Jordan Peele's thriller Us is as political as it's personal, with its incisive commentary on Donald Trump's divisive ways
Jordan Peele establishes a mirroring relationship between the people of the US and its government, by underlining that personal fears often snowball into issues of international discord.
The Wilsons, an affluent black family's lazy night at a countryside retreat is intruded by another family, dressed in orange prisoner uniform-like clothes. They break into the house, displaying superhuman strength, spooky personality traits, and faces identical to the Wilsons. Freaked out by the unwarranted out-of-body experience, Gabe Wilson (Winston Duke) asks them, "What are you?". In response, they say, "We're Americans".
It is a masterstroke by director Jordan Peele delivered in a key scene from his recent release Us. Till that juncture, the narrative of this supernatural/psychological thriller is limited to the personal turmoil of Adelaide Wilson (Lupita Nyong'o) and her family. But with that declaration, the film assumes a political undertone. Post that scene, every thrill served is a sledgehammer shot to not only the pulse of his audience but also the complacency of those who have overlooked or made peace with the divisive approach of US President Donald Trump's administration. It only strikes one, right at the end, that Peele's Get Out follow-up was always a political comment on what is happening in the US. To break things down, refer to the title in fresh light: US.
The existence of lookalikes is not limited to the Wilson family. As news channels blare out from TV sets, it is a nationwide phenomenon as ghostly doppelgangers have ascended from the expansive underground network of the US and taken to the streets, hunting down their human counterparts and 'untethering' them (slashing their throats with scissors). These lookalikes — can collectively be called 'Us' — form an interminable human chain, presumably across the US-Mexico border. It is yet another reference to Trump's longstanding intention to build a wall across the US-Mexico border to prevent the Mexicans from 'plundering' America.
This human chain is also a reference, earlier in the film, to a real-life event in the late 1980s where Americans reunited to spread awareness about hunger in the country. Adelaide, probably six or seven years old, watches the public service announcement on TV, but instantly switches the channel to something more popcorn. This lack of empathy comes back to haunt her later in the film. The lack of empathy, coupled with the fears of her mother, also triggers the process of otherisation within her from childhood. Her mom discourages her from taking a giant wheel ride by instilling fear in her that she is "too young" for it. This fear, along with a dozen others of different kinds, manifests itself into Red, her eerie counterpart from the underground.
Thus, with this manifestation(?), Peele draws a parallel between the underbelly of the US and the recesses buried deep within the protagonist. He suggests that the darkest fears of humans snowball into issues of national interest and international disharmony. What passed on from Adelaide's mother to her carries forward with her children, Zora and Jason Wilson.

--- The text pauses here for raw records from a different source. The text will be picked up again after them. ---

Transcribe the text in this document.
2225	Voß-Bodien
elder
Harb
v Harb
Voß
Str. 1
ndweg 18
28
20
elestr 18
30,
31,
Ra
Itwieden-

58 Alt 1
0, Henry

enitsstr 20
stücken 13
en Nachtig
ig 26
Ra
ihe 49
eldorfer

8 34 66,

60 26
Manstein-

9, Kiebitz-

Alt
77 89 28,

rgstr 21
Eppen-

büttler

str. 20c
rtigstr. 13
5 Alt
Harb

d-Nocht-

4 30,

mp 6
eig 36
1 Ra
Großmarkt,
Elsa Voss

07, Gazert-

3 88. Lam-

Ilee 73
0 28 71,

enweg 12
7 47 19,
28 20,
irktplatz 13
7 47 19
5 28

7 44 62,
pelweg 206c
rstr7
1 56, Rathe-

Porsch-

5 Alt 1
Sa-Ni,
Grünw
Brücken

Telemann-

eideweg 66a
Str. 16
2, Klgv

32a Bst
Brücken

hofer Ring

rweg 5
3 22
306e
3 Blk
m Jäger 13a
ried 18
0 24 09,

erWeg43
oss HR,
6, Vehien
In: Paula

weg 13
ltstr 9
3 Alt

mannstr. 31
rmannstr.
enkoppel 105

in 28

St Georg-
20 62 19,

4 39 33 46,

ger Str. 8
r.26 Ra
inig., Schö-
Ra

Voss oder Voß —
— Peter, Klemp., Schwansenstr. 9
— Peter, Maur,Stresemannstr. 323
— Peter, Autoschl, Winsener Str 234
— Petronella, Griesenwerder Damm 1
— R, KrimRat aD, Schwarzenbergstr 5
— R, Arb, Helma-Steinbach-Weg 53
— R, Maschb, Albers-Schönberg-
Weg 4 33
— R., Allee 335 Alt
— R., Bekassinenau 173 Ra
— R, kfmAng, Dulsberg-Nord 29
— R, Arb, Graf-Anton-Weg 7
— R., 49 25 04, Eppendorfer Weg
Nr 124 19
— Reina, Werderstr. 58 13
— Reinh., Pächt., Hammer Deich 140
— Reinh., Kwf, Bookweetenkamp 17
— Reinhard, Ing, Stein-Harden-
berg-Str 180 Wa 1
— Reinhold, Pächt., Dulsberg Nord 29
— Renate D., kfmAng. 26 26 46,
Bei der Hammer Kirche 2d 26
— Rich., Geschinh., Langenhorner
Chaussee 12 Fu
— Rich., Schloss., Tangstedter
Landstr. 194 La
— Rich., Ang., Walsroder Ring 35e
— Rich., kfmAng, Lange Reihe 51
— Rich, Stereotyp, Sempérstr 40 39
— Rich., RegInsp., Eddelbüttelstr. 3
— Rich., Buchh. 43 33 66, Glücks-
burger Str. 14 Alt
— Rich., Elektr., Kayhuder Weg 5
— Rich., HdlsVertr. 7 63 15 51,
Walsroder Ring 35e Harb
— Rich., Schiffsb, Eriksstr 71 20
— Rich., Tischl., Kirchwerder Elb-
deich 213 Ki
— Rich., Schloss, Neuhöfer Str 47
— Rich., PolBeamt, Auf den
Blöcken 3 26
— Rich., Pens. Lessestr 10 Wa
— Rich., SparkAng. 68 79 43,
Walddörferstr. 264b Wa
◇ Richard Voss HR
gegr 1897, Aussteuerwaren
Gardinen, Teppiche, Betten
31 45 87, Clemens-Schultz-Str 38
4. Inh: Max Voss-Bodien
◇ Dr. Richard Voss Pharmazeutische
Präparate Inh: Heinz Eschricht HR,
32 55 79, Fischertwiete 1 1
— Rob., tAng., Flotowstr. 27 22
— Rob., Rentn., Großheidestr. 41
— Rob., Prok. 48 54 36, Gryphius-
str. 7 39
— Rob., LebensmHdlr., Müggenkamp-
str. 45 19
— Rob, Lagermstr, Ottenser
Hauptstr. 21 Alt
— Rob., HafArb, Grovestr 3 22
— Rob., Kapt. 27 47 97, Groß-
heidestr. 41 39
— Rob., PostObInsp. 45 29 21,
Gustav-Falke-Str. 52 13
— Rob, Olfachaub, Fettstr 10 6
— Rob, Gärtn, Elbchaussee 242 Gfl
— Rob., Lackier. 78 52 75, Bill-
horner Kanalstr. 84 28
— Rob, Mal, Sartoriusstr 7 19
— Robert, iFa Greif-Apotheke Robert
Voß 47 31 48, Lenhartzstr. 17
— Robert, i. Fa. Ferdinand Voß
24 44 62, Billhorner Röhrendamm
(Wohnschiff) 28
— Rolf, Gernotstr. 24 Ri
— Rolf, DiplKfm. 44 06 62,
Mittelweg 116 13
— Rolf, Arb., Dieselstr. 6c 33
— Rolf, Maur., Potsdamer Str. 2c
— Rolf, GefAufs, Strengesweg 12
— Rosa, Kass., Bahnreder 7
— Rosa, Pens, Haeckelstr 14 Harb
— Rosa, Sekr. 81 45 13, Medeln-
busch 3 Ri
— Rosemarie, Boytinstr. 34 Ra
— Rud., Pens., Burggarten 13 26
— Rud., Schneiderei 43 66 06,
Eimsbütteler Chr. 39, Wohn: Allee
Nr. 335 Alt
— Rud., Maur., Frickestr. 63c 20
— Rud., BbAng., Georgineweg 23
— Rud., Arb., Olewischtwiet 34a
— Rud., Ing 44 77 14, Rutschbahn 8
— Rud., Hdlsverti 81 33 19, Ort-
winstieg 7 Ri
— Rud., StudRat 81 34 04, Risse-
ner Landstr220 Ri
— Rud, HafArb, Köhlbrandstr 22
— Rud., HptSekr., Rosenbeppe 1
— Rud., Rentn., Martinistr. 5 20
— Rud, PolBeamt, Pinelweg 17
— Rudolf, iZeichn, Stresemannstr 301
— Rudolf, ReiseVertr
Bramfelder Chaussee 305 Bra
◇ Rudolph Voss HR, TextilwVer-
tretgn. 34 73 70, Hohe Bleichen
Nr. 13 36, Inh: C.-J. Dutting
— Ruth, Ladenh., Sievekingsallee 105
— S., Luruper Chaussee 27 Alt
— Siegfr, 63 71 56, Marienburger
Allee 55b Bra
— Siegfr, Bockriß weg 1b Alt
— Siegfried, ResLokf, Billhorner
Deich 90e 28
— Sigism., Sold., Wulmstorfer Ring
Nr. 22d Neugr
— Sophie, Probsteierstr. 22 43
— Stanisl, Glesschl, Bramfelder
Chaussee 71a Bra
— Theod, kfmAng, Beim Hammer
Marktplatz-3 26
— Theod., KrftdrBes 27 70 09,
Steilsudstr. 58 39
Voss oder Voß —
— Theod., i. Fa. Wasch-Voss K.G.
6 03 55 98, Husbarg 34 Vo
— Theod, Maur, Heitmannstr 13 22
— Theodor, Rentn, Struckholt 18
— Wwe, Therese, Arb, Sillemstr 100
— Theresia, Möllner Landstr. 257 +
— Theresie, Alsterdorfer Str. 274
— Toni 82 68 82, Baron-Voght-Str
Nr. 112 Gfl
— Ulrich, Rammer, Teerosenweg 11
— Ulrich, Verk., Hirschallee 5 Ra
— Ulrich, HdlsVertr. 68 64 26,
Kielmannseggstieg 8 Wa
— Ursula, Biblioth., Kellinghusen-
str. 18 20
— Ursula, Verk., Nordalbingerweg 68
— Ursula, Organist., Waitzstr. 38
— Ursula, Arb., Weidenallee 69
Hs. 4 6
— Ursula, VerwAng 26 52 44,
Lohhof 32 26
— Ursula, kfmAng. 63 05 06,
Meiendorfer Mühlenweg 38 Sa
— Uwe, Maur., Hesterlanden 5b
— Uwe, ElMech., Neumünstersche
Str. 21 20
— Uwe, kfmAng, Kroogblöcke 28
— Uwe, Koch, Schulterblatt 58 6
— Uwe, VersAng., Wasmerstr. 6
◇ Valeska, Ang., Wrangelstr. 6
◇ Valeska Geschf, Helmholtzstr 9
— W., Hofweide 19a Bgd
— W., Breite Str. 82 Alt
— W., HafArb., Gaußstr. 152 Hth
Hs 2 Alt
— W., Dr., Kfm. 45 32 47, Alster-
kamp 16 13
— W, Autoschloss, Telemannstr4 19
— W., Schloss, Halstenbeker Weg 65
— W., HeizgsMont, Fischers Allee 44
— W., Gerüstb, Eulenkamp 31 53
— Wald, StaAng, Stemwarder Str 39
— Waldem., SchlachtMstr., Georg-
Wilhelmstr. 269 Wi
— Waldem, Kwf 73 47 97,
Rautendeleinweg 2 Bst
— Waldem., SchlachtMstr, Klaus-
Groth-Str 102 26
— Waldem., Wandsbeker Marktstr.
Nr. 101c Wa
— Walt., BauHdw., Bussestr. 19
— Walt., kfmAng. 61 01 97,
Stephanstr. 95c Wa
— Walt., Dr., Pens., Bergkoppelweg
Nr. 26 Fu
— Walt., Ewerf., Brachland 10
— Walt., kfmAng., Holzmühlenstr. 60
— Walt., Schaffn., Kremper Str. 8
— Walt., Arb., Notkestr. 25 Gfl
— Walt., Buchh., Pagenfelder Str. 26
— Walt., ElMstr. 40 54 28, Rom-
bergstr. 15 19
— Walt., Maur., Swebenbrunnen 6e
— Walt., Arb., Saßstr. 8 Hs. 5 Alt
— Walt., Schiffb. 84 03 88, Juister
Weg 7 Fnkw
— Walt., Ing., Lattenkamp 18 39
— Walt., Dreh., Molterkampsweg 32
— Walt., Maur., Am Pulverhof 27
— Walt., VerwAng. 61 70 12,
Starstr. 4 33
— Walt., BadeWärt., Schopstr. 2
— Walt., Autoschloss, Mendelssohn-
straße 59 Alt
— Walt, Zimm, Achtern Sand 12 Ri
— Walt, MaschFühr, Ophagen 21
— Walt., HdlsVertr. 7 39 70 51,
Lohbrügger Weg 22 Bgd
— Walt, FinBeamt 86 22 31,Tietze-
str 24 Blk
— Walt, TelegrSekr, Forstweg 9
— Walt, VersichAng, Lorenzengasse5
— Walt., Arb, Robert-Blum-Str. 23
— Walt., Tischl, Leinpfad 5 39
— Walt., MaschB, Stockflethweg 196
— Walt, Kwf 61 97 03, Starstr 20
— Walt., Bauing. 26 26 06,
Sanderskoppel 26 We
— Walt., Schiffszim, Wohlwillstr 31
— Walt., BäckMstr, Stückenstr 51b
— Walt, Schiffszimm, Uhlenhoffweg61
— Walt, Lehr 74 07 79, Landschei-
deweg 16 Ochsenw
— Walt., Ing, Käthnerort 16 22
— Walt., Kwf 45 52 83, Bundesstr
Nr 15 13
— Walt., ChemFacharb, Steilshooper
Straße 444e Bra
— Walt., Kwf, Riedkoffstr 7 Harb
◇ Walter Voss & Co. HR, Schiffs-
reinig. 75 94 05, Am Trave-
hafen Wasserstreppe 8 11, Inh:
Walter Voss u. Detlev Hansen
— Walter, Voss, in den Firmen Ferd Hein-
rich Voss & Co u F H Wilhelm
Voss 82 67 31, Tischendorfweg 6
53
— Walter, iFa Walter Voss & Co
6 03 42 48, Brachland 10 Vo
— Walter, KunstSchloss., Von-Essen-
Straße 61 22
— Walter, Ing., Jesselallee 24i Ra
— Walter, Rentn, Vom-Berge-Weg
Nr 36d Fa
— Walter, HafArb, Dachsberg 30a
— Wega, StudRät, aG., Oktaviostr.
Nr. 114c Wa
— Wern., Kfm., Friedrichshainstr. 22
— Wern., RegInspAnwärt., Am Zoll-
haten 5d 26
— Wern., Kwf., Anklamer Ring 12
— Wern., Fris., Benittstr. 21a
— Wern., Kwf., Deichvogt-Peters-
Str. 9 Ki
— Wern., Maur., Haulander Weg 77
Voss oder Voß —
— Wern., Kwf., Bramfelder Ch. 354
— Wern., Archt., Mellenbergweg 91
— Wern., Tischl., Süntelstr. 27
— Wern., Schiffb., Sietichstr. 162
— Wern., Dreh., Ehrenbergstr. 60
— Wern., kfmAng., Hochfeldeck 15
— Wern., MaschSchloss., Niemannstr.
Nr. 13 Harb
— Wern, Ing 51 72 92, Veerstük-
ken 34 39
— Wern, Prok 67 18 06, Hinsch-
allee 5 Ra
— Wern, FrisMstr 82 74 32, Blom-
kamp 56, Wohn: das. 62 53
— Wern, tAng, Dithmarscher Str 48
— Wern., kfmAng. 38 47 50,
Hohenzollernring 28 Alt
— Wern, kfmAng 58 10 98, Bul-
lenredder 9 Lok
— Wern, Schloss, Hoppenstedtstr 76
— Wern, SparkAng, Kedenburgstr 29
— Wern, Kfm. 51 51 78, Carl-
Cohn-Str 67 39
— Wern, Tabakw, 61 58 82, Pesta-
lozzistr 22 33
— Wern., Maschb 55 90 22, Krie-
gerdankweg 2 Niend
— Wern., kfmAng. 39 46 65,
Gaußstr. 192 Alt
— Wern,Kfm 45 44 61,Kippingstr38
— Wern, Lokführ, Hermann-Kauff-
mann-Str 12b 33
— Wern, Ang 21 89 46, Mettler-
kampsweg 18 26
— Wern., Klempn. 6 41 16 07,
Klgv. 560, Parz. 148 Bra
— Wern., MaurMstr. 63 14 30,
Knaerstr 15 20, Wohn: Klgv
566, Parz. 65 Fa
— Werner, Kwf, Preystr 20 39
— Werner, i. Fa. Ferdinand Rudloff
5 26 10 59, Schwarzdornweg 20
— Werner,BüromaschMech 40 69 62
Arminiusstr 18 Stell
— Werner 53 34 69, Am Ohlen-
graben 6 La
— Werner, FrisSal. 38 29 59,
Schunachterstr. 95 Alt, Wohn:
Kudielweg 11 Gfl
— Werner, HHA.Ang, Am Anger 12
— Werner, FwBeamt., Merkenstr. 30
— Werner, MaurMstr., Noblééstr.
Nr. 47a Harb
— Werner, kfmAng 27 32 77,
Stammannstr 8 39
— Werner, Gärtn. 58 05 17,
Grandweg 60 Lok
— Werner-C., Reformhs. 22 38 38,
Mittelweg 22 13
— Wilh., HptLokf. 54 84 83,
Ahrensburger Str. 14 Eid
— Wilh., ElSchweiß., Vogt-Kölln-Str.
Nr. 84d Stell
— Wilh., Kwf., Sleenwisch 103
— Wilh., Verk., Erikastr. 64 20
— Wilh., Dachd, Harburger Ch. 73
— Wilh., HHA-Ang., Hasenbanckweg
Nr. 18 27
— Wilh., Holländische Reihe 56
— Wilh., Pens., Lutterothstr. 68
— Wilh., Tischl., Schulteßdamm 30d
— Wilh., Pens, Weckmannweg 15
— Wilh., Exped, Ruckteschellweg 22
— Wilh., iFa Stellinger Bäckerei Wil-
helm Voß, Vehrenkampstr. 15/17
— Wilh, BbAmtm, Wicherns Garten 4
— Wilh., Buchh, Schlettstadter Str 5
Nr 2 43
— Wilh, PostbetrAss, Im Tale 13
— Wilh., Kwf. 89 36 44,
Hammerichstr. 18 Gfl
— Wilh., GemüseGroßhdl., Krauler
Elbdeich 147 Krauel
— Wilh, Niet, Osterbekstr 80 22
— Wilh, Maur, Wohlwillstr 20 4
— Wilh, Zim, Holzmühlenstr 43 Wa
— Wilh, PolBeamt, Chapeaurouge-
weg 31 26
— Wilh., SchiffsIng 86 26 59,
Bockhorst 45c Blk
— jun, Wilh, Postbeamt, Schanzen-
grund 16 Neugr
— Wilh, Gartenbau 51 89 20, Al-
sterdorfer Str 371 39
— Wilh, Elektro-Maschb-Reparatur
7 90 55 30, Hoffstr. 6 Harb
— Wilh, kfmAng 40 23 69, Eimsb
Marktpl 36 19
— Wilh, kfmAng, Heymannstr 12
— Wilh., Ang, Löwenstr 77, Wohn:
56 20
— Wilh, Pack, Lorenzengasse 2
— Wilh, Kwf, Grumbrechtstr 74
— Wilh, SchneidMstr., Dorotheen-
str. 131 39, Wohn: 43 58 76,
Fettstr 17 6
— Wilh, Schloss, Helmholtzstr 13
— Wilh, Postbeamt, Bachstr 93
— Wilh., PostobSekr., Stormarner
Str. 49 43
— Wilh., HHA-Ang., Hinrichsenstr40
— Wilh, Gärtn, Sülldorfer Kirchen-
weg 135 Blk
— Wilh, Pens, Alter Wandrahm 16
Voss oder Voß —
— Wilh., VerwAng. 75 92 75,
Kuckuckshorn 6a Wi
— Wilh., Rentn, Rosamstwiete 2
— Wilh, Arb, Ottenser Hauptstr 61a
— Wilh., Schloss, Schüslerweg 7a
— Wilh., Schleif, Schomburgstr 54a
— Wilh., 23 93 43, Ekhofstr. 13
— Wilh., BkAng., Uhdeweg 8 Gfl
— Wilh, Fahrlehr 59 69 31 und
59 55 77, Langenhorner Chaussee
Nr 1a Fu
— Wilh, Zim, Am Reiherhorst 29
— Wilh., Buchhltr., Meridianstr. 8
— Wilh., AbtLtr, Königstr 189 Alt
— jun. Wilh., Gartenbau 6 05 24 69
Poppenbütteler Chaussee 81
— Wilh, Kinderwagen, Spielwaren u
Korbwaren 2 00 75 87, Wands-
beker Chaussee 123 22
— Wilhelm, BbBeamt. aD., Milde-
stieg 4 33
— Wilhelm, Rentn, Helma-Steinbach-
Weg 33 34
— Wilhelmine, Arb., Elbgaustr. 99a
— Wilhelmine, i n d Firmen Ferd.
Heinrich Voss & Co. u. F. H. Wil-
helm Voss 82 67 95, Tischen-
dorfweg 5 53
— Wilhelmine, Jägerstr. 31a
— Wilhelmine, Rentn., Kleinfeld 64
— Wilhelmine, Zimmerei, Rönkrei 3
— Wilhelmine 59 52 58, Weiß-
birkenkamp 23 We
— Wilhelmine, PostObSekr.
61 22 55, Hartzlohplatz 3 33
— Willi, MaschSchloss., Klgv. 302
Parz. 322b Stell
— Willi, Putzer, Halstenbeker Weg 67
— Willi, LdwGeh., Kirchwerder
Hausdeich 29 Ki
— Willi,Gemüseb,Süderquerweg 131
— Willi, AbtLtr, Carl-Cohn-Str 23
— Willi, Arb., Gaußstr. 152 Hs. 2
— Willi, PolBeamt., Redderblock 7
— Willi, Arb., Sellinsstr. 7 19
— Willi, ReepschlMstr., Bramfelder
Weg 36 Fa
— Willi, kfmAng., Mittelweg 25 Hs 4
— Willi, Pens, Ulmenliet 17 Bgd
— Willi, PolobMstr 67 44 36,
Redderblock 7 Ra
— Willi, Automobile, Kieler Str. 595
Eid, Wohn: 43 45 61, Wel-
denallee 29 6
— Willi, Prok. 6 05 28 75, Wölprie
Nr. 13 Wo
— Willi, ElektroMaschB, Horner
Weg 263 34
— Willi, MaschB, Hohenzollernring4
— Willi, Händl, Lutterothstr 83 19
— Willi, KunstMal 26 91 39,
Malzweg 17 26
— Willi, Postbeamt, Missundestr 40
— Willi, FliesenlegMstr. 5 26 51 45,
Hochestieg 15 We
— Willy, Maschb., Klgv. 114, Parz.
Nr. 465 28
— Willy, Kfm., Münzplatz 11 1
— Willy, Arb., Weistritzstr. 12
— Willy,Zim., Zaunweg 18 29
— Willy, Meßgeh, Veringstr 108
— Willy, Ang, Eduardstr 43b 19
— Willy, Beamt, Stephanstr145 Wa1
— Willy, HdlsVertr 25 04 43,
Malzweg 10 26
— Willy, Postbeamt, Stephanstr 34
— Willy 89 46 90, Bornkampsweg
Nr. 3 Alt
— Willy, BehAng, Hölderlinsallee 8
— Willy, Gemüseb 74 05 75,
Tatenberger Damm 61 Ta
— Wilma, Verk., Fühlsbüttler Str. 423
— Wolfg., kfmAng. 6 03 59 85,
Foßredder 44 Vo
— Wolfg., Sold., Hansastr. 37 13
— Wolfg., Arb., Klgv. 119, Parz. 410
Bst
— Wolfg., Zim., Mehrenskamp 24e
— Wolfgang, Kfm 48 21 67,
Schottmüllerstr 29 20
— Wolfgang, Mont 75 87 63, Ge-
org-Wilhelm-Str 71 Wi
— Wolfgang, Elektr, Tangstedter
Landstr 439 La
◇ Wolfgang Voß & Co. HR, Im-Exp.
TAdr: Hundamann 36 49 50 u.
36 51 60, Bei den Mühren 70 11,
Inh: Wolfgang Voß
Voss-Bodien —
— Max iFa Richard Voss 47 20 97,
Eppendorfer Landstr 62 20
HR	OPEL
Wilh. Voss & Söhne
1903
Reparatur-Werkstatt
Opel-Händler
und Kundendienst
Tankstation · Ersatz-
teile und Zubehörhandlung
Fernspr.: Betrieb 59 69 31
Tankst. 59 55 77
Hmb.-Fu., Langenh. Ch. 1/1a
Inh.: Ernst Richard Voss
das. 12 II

Zora's lookalike has the ability to run very fast, a trait that Adelaide must have prevented Zora from picking up through restrictions on the daughter's movement, that stemmed from the mother's own childhood fear. Similarly, Jason's lookalike loves to play with fire and wears a mask to cover his disfigured face. Adelaide must have always kept a watch on Jason's increasing affinity with fire and ensured that he does not end up with a burnt face. So the fear of fire that she would have cultivated in Jason ends up haunting him in the form of his fire-spitting doppelganger.
Through a few instances, Peele also comments on the global hazard that is the 'manufacturing of consent'. Zora and Jason, devoid of the option of going out to play in the woods, end up craving for WiFi. Besides the Internet, Peele also stresses on how pop culture is used as a tool by politicians to distract the public from bigger and more burning issues. In one such instance, Peele shows a family getting brutally murdered as a playlist of popular, foot-tapping songs unfurls on an Alexa-like smart speaker. There is also a scene where Gabe suggests trapping the intruders in Home Alone-style, much to the chagrin of his wife who is shocked to learn that his safety mechanism relies only on kids movies.
And in the most interesting reference, Jason wears a Jaws T-shirt at the haunted Santa Cruz beach. However, sharks seem to be the least of his concerns, as his back faces the same mirror maze where his mother's childhood trauma had begun. Through that scene, Peele underlines yet again why horror does not reside in the depths of the ocean, but in those of the human conscience.